In my first try I found out that this doesn't work, because i is a string and 1 an integer.
seq='AACGTTCAA'
count=[]
for i in seq:
if i == i+1: #neither i+=1
count.append(True)
else: count.append(False)
print(sum(count))
So I tried this:
seq='AACGTTCAA'
count=[]
for i in seq:
if i == seq[seq.index(i)+1]:
count.append(True)
else: count.append(False)
print(sum(count))
Then I receive this output which I cannot understand. 3 of these True should be False (1,5,8) Especially 8 as it is the last element of the string.
6
[True, True, False, False, True, True, False, True, True]
If thought about doing this with arrays but I think there might be a easy way to do this just in strings. Thanks
To answer your question, the statement for i in seq yields a series of string variables like 'A', 'A', 'C' etc.
so when in your first case when you are attempt to compare i == i+1:
you are adding 1 to a string variable which throw a TypeError.
In your second example, where you execute if i == seq[seq.index(i)+1]

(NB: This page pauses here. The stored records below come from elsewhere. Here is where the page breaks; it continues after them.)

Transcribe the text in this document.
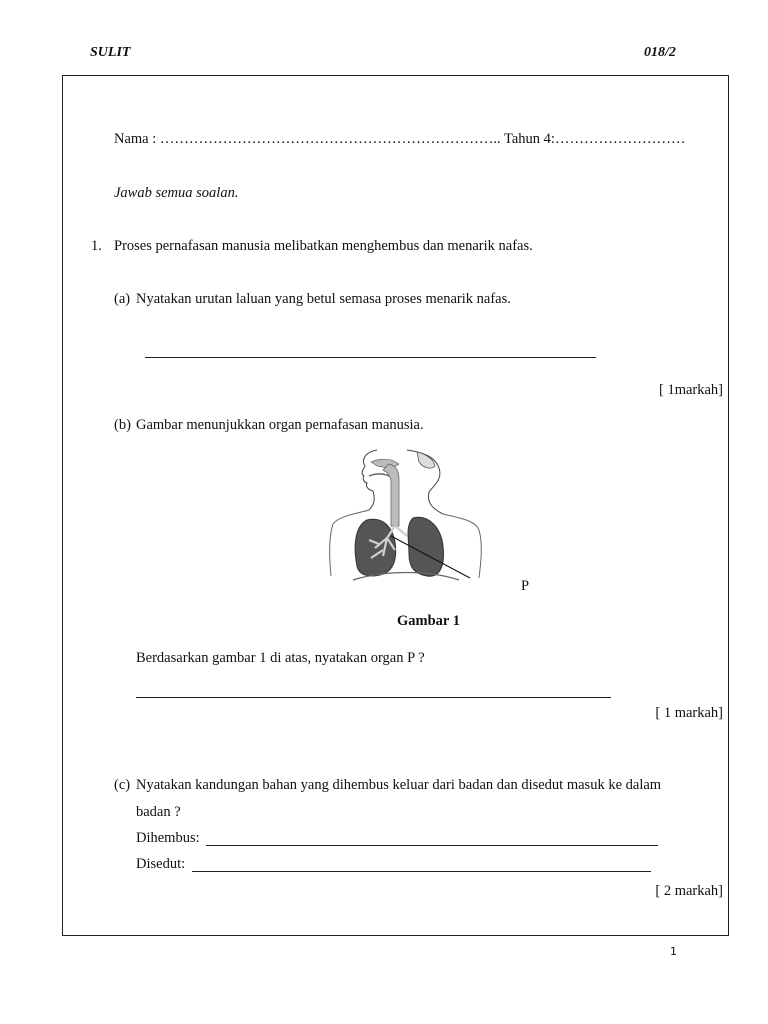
SULIT	018/2
Nama : …………………………………………………………….. Tahun 4:………………………
Jawab semua soalan.
1. Proses pernafasan manusia melibatkan menghembus dan menarik nafas.
(a) Nyatakan urutan laluan yang betul semasa proses menarik nafas.
[ 1markah]
(b) Gambar menunjukkan organ pernafasan manusia.
P
Gambar 1
Berdasarkan gambar 1 di atas, nyatakan organ P ?
[ 1 markah]
(c) Nyatakan kandungan bahan yang dihembus keluar dari badan dan disedut masuk ke dalam
badan ?
Dihembus:
Disedut:
[ 2 markah]
1
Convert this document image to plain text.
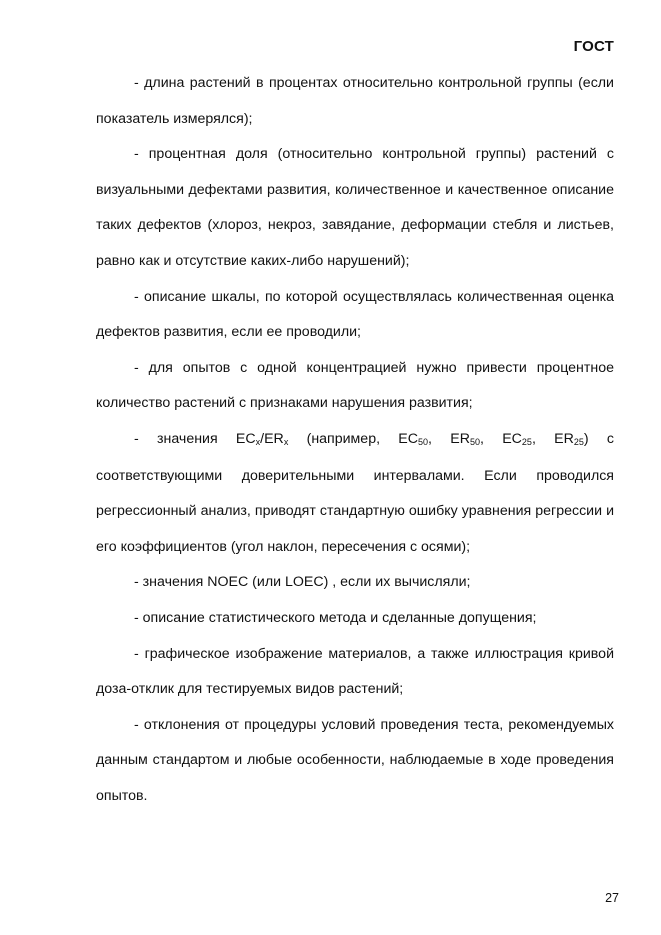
ГОСТ

- длина растений в процентах относительно контрольной группы (если показатель измерялся);

- процентная доля (относительно контрольной группы) растений с визуальными дефектами развития, количественное и качественное описание таких дефектов (хлороз, некроз, завядание, деформации стебля и листьев, равно как и отсутствие каких-либо нарушений);

- описание шкалы, по которой осуществлялась количественная оценка дефектов развития, если ее проводили;

- для опытов с одной концентрацией нужно привести процентное количество растений с признаками нарушения развития;

- значения $EC_x/ER_x$ (например, $EC_{50}$, $ER_{50}$, $EC_{25}$, $ER_{25}$) с соответствующими доверительными интервалами. Если проводился регрессионный анализ, приводят стандартную ошибку уравнения регрессии и его коэффициентов (угол наклон, пересечения с осями);

- значения NOEC (или LOEC) , если их вычисляли;

- описание статистического метода и сделанные допущения;

- графическое изображение материалов, а также иллюстрация кривой доза-отклик для тестируемых видов растений;

- отклонения от процедуры условий проведения теста, рекомендуемых данным стандартом и любые особенности, наблюдаемые в ходе проведения опытов.

27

gives a false result, since the seq.index(i) always returns the first occurrence of the value.
To do what you want on a basic level you can do the following:
def countPairedLetters(seq):
count = 0
for i in range(1, len(seq)):
# i starts with 1 and ends with len(seq)-1
if seq[i-1] == seq[i]:
count += 1
return count
Note: by starting with the index 1 and going to last, you avoid the issue with overrunning the sequence.